More lastingly, and perhaps overdue, it cost me a lot of my naiveté regarding medical care in the United States. Before this experience, everything I needed to have done was recommended proactively; I had never before had to fight to receive something I believed I needed. I recognize that this is a sign of the many, many privileges I’ve been granted through my various identities — white, middle class, college educated, cis- and abled-presenting, etc., etc. — and my subsequent ability to engage in that fight and succeed was reflective of those same privileges. Having experienced what was, ultimately, a one-time health crisis rather than an ongoing, lifelong struggle, I cannot imagine the strength it takes to engage day after day with a system designed to be adversarial toward anyone who does not hold that privileged status. Because that’s what I remember most from my wandering IUD saga: at every step I felt resisted. I learned firsthand that our medical system is designed to work for the aggregate as opposed to the individual, and that any deviation from the norm represents a threat to the smooth operation of that system. Having always been a cog in the machine, all of a suddenly I found myself a monkey wrench. I was the hostile outlier in the eyes of a structure designed around and dependent upon 100 percent conformity.
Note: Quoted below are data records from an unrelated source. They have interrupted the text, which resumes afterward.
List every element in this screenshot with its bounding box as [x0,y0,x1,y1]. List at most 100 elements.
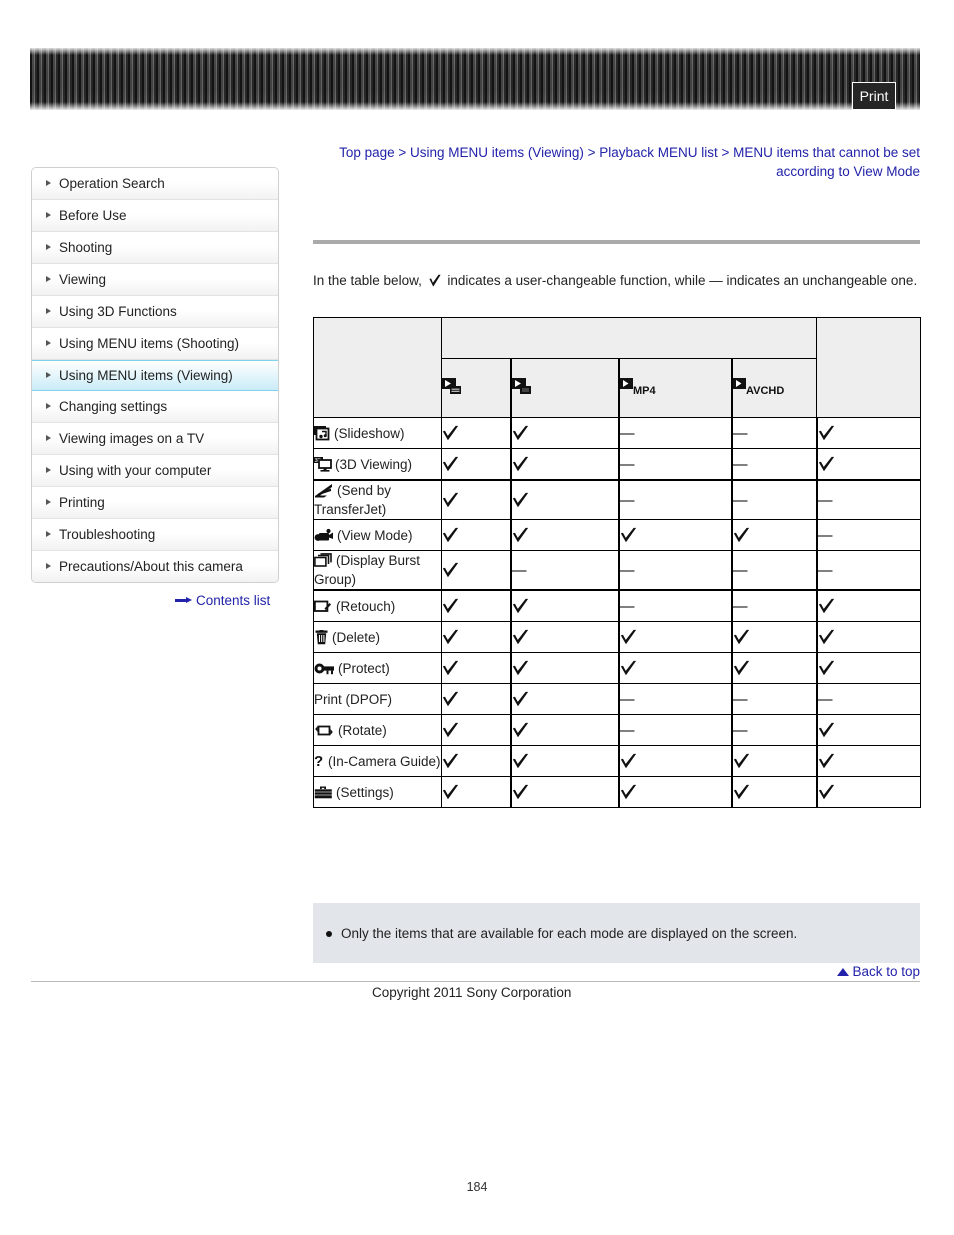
sidebar-item-printing[interactable]: Printing [32,487,278,519]
row-label-rotate: (Rotate) [313,714,442,746]
row-label-protect: (Protect) [313,652,442,684]
cell-delete-avchd [730,621,817,653]
sidebar-item-precautions-about-this-camera[interactable]: Precautions/About this camera [32,551,278,582]
row-label-print-dpof: Print (DPOF) [313,683,442,715]
checkmark-icon [818,456,834,471]
sidebar-item-label: Before Use [59,208,127,223]
playback-mp4-icon: MP4 [619,377,656,397]
cell-3dviewing-last [815,448,921,481]
sidebar-item-label: Precautions/About this camera [59,559,243,574]
breadcrumb: Top page > Using MENU items (Viewing) > … [330,143,920,181]
triangle-up-icon [837,968,850,976]
sidebar-item-label: Using MENU items (Shooting) [59,336,240,351]
rotate-icon [315,725,333,735]
sidebar-item-changing-settings[interactable]: Changing settings [32,391,278,423]
header-col-mp4: MP4 [617,358,732,418]
dash-mark: — [619,597,635,615]
sidebar-item-using-menu-items-shooting[interactable]: Using MENU items (Shooting) [32,328,278,360]
in-camera-guide-icon: ? [314,754,323,769]
sidebar-item-using-menu-items-viewing[interactable]: Using MENU items (Viewing) [32,360,278,391]
checkmark-icon [818,722,834,737]
cell-3dviewing-folder [441,448,511,481]
dash-mark: — [619,491,635,509]
back-to-top-link[interactable]: Back to top [700,964,920,979]
checkmark-icon [733,660,749,675]
display-burst-icon [314,553,332,567]
table-row: (Protect) [313,652,921,684]
cell-burst-last: — [815,550,921,591]
row-label-text: (Protect) [338,660,390,676]
row-label-send-by-transferjet: (Send by TransferJet) [313,479,442,520]
cell-transferjet-avchd: — [730,479,817,520]
chevron-right-icon [46,403,51,409]
checkmark-icon [512,598,528,613]
slideshow-icon [314,425,330,440]
sidebar-item-viewing[interactable]: Viewing [32,264,278,296]
cell-transferjet-date [509,479,619,520]
page-number: 184 [466,1180,488,1194]
chevron-right-icon [46,276,51,282]
breadcrumb-item-using-menu-items-viewing[interactable]: Using MENU items (Viewing) [410,145,584,160]
checkmark-icon [512,456,528,471]
cell-burst-mp4: — [617,550,732,591]
checkmark-icon [512,784,528,799]
checkmark-icon [733,784,749,799]
breadcrumb-item-playback-menu-list[interactable]: Playback MENU list [599,145,718,160]
cell-rotate-last [815,714,921,746]
cell-protect-last [815,652,921,684]
header-view-mode-group [441,317,817,359]
table-row: (Settings) [313,776,921,808]
playback-avchd-icon: AVCHD [732,377,784,397]
row-label-retouch: (Retouch) [313,589,442,622]
sidebar-navigation: Operation Search Before Use Shooting Vie… [31,167,279,583]
dash-mark: — [732,455,748,473]
checkmark-icon [442,492,459,507]
row-label-3d-viewing: 3D (3D Viewing) [313,448,442,481]
breadcrumb-item-current-page[interactable]: MENU items that cannot be set according … [733,145,920,179]
cell-delete-folder [441,621,511,653]
sidebar-item-viewing-images-on-a-tv[interactable]: Viewing images on a TV [32,423,278,455]
sidebar-item-label: Viewing [59,272,107,287]
row-label-text: Print (DPOF) [314,691,393,707]
sidebar-item-using-with-your-computer[interactable]: Using with your computer [32,455,278,487]
playback-date-icon [511,377,531,394]
sidebar-item-label: Using 3D Functions [59,304,177,319]
svg-text:AVCHD: AVCHD [746,385,784,396]
cell-guide-avchd [730,745,817,777]
cell-rotate-mp4: — [617,714,732,746]
checkmark-icon [733,629,749,644]
playback-folder-still-icon [442,377,461,394]
sidebar-item-before-use[interactable]: Before Use [32,200,278,232]
banner-stripes [30,48,920,110]
sidebar-item-shooting[interactable]: Shooting [32,232,278,264]
checkmark-icon [442,425,459,440]
checkmark-icon [620,527,636,542]
dash-mark: — [732,721,748,739]
checkmark-icon [442,629,459,644]
sidebar-item-using-3d-functions[interactable]: Using 3D Functions [32,296,278,328]
dash-mark: — [732,491,748,509]
arrow-right-icon [175,597,192,604]
retouch-icon [314,600,331,612]
checkmark-icon [733,527,749,542]
table-row: 3D (3D Viewing) — — [313,448,921,481]
cell-transferjet-last: — [815,479,921,520]
table-row: (Display Burst Group) — — — — [313,550,921,591]
cell-viewmode-avchd [730,519,817,551]
sidebar-item-troubleshooting[interactable]: Troubleshooting [32,519,278,551]
header-corner-cell [313,317,442,418]
cell-slideshow-last [815,417,921,449]
contents-list-label: Contents list [196,593,271,608]
dash-mark: — [817,690,833,708]
cell-retouch-folder [441,589,511,622]
contents-list-link[interactable]: Contents list [175,593,270,608]
breadcrumb-item-top-page[interactable]: Top page [339,145,395,160]
footer-divider [31,981,920,982]
dash-mark: — [619,455,635,473]
dash-mark: — [511,561,527,579]
delete-icon [315,629,328,644]
checkmark-icon [818,753,834,768]
breadcrumb-separator: > [583,145,600,160]
sidebar-item-operation-search[interactable]: Operation Search [32,168,278,200]
print-button[interactable]: Print [852,82,896,110]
I must emphasize that at no point do I feel I received substandard care. The standard of care for IUD perforation was followed to the letter; if anything, I received more and better treatment faster than many women are able to access it (there is a view that IUDs like mine should be left in place, as the potential dangers of a surgery are greater than those that accompany leaving the IUD. Which, I mean, I’ve watched enough Grey’s Anatomy to know that any surgery has its risks, but I challenge ANYONE to still feel that way when they have a piece of medical equipment vagabonding about inside their body). I still trust my PCP, who is a smart, dedicated provider, and continue to see her for my care; I respect and trust the technicians and surgeon I saw. They did their jobs, and they did them well. But it felt like I had to force them.

I felt like their adversary.  And I think that’s where a lot of us end up when we try to get the care we need (and that, hello, we’re paying for!) in the modern healthcare system. From the moment we decide to make the appointment, there are opposing sides at play. Need versus accessibility. Cost versus quality of care. Education versus intuition. Doctor versus patient. My needs versus yours. How many times can two people resist being placed in opposition to each other before they come to anticipate such opposition, and to build all future interactions on a foundation of wariness instead of trust? And who is that helping?

So my attempt at doing something physically and fiscally responsible — not accidentally getting pregnant — blew up in my face. It cost me a lot of money that would have been exponentially more if I hadn’t been fortunate enough to have a job that gave me good insurance. It cost me another set of blinders I didn’t realize I’d had in place. Magically, it did not cost me the new boyfriend, who had to listen to me talk about gas and constipation and my catheter’s pee bag nonstop for a week, but we broke up later anyway.

But it gave me some things, too. A realization of what it really means to be your own advocate, and how hard that is. An awareness of my own privilege, even in the midst of feeling like the unluckiest person in the world. A desire to avoid being reduced to an irritant in a system that has become too large to see individuality as anything else, by trying not to treat anyone else that way.

And a deep, deep belly laugh right before being wheeled into surgery, when my surgeon offered to insert a new IUD “while I’m in there.” I mean, lady, read the room.

Katie Hart has a lot of stories about catheter pee bags.